The concert opened with Burn, a tone poem by the rising young Canadian composer Jordan Pal. Burn is Pal’s most successful work, having received performances all over the country – it’s not difficult to see why, with its impressionistic bursts of colour and texture and exciting, edgy rhythms. While it tended towards the bombastic, the piece allowed Inkinen to take advantage of a dazzling range of colours and volumes from the orchestra.
Similarly lush was Inkinen’s treatment of Dvořák’s Violin Concerto, with horn and woodwind solos bringing to mind the composer’s more famous symphonies. The Violin Concerto has never achieved the widespread popularity of its cello counterpart – with its sprawling first movement and repetitive furiant finale, it requires a soloist of utmost artistic as well as technical skill to turn the work into a cohesive whole. Sarah Chang has virtuosity and showmanship down to perfection without a doubt, but seemed a poor fit for the score’s autumnal lyricism. Attacking the first movement with a tense, edgy tone and little attempt at phrasing, the endless cascades of runs of the first movement seemed interminable.

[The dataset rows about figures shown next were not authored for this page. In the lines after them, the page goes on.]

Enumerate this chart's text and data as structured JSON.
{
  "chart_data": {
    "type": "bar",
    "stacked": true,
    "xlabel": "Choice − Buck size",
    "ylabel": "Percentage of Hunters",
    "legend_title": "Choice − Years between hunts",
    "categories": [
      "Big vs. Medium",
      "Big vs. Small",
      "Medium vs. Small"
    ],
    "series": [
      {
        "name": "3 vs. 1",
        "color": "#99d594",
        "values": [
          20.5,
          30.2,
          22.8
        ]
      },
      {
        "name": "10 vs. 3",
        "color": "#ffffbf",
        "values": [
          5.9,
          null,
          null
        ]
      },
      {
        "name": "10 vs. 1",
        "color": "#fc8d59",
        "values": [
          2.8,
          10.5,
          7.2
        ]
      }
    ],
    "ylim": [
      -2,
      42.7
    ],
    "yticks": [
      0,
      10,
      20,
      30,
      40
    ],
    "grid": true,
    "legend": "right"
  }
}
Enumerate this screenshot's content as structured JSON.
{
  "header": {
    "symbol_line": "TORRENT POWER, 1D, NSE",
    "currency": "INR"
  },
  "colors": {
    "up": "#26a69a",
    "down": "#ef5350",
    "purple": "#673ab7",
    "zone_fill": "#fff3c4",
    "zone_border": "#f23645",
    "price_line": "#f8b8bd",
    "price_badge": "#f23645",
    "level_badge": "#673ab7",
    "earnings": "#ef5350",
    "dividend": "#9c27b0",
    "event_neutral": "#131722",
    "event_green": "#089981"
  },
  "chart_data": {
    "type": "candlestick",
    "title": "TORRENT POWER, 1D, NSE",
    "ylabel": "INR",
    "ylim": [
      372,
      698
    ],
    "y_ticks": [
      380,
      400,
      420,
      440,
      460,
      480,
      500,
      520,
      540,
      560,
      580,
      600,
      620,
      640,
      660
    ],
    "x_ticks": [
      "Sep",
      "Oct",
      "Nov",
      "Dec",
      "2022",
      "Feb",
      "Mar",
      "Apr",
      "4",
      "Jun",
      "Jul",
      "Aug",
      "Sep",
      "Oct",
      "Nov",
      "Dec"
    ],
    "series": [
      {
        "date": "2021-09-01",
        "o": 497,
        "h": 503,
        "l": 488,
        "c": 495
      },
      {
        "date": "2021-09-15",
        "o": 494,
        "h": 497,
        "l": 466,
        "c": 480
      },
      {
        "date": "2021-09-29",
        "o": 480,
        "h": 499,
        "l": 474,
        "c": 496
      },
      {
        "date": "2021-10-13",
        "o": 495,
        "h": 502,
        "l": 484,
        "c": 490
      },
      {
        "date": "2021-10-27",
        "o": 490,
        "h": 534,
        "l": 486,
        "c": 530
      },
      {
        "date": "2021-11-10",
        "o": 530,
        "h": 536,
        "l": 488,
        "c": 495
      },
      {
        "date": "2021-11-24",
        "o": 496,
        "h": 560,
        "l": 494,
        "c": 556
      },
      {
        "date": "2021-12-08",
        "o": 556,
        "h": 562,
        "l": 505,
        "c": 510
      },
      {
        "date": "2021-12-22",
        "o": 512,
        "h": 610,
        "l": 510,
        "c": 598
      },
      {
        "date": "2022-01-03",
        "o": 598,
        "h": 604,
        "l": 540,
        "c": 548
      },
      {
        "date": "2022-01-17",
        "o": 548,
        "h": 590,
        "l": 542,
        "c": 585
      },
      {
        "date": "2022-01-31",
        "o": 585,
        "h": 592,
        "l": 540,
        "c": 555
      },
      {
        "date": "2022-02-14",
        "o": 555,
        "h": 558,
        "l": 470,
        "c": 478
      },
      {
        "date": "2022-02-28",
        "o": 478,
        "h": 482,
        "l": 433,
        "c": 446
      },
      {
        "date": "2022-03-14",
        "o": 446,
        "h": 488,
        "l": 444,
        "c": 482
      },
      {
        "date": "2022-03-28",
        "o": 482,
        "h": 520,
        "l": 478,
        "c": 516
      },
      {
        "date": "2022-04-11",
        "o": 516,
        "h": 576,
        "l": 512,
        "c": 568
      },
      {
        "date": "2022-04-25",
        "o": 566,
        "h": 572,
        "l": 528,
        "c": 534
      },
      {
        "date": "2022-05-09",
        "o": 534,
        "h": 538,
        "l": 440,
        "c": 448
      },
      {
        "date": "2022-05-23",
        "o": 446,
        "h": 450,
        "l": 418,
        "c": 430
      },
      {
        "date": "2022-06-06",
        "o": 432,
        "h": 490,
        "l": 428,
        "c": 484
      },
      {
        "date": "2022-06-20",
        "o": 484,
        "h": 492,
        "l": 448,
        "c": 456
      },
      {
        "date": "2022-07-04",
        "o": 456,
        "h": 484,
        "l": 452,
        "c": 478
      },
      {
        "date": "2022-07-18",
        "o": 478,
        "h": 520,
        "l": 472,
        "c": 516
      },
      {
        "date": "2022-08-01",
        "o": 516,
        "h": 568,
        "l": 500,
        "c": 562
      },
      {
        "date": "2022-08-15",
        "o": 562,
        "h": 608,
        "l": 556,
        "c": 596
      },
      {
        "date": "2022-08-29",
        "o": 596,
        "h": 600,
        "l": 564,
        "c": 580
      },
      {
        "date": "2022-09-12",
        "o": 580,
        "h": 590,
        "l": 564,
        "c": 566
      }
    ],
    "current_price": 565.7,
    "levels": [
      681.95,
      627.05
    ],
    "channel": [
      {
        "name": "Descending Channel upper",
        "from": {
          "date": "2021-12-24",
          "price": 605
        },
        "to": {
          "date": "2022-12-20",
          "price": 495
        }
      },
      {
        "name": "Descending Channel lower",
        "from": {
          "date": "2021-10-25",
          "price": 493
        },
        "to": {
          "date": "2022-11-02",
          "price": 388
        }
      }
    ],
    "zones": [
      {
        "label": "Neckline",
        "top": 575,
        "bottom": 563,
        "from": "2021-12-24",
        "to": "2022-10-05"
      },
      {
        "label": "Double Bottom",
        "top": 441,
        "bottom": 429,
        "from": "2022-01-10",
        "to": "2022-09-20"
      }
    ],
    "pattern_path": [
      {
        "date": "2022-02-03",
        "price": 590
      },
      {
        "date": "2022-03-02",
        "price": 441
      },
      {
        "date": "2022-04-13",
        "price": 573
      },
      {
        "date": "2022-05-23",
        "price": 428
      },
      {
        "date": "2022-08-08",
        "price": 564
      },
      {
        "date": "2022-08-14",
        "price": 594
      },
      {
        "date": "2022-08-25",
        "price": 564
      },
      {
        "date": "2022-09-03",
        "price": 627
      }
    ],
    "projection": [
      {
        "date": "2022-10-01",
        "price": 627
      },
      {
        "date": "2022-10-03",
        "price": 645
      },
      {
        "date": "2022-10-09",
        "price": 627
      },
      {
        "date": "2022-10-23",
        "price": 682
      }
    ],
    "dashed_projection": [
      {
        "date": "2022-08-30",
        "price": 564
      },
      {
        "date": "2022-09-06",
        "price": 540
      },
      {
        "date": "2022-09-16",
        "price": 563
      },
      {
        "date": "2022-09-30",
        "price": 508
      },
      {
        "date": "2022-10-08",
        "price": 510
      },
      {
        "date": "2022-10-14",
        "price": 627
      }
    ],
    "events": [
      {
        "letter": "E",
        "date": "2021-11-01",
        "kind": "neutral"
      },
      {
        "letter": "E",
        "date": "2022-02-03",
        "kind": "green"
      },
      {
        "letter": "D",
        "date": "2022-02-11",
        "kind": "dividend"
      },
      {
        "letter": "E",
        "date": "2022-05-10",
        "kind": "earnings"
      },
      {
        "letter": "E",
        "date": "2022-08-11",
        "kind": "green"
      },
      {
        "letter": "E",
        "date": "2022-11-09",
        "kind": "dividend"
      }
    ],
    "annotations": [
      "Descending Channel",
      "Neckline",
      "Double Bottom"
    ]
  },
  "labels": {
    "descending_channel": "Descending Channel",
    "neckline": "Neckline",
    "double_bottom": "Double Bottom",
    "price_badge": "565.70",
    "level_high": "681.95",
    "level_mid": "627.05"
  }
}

Although Chang effectively warmed up her tone for the second movement, the swift tempo allowed little room for Dvořák’s marvelous harmonies and orchestral textures to shine through. Best of all was the finale, which allowed Chang free rein to dazzle the audience with her remarkable virtuosity and energy. It was not enough, however, if the muted audience response was anything to go by.